The effectiveness of this layer agent was confirmed using domestic rabbits by the following method. That is, a male domestic rabbit, which had been fasted for 24 hours and had a mental body weight of about 2.5 cm, was fixed in the dorsal position, and the layer agent if was administered rectally. A cannula is inserted into the femoral vein of the hind leg, and approximately 0.0 mm is inserted at regular intervals.
The % disintegration WI value was measured in 2-increments using a Dextrostek tube, and the amount of insulin in plasma was measured by an enzyme immunoassay method. The results are shown in Table 1 and Table wJ2, respectively. As a control, a layer agent was used in which the above-mentioned incacao was added to insulin 2.50 to make IF.

Below is the margin Example 2 Indomesacin suppository: ■ Sodium hydrogen carbonate 12fi% (riascorbic acid 8■ Magnesium oxide 0.1■ Indomesacin
lO■ Input camera (same as Example 1)
Balance meter 100 ■～■ were sufficiently dissolved and mixed at 45°C, and I
Please make sure to prepare the product for f. This was sealed and packaged with a film laminated with aluminum and stored at a temperature of 40° C. and a humidity of 75% for 6 months. No abnormalities were observed in this packaged product.
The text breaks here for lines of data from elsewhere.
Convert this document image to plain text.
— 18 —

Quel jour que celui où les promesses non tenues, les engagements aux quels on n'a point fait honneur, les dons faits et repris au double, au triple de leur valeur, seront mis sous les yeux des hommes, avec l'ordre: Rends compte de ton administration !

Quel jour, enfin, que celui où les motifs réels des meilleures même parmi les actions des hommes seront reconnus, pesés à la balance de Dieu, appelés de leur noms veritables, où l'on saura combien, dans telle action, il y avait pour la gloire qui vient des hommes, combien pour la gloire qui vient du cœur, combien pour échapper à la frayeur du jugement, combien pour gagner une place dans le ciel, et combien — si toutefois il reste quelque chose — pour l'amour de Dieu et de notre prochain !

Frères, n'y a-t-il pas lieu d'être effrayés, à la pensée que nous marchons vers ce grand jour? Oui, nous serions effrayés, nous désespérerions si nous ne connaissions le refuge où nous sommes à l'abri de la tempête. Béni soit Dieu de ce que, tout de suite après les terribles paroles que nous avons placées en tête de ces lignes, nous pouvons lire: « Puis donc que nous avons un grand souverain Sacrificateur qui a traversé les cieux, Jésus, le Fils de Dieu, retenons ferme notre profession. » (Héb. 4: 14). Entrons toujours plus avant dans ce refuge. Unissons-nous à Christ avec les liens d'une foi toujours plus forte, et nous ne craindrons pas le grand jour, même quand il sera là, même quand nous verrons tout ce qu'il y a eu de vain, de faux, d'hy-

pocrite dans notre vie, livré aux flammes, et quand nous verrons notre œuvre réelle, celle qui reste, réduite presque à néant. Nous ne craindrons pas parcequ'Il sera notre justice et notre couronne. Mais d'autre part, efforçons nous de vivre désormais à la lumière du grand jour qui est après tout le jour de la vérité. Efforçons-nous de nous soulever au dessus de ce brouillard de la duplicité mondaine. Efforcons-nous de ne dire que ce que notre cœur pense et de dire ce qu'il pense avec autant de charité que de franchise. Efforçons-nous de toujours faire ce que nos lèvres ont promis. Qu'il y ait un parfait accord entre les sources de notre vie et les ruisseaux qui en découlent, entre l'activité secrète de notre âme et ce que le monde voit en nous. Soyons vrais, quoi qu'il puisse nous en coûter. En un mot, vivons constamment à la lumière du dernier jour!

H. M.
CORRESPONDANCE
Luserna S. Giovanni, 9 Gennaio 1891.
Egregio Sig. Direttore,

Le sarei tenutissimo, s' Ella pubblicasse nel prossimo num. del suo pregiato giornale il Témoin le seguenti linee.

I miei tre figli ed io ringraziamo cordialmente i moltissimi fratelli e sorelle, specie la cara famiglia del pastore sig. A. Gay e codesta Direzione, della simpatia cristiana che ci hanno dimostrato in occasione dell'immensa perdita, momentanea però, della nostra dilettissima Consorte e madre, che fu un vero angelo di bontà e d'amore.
This herbal medicine was administered into the rectum of a healthy male, samples were taken over time, and the amount of indomethacin in the serum was determined using high performance liquid chromatography. As a control drug, a commercially available indometacin suppository containing indometacin 1001'IF was used. The results are shown in Figure 1.

Example 3 ■ Sodium charcoal 15.0% by weight■
Sodium dihydrogen phosphate 15.0■ Magnesium oxide 0.3■ Aspirin
1O10■ Inca cao (same as fruiting example 1) Balance meter 100 ■~■ were sufficiently melted and mixed at 40°C, and prepared into If by a layer agent foundry. The storage stability of this product was the same as in Example 1.

[Brief explanation of the drawing]

FIG. 1 is a graph showing the time course of the amount of indomethacin in serum absorbed from the rectum. that's all

Claims (1)

[Claims] 1. Rectal preparation containing carbonate and acid.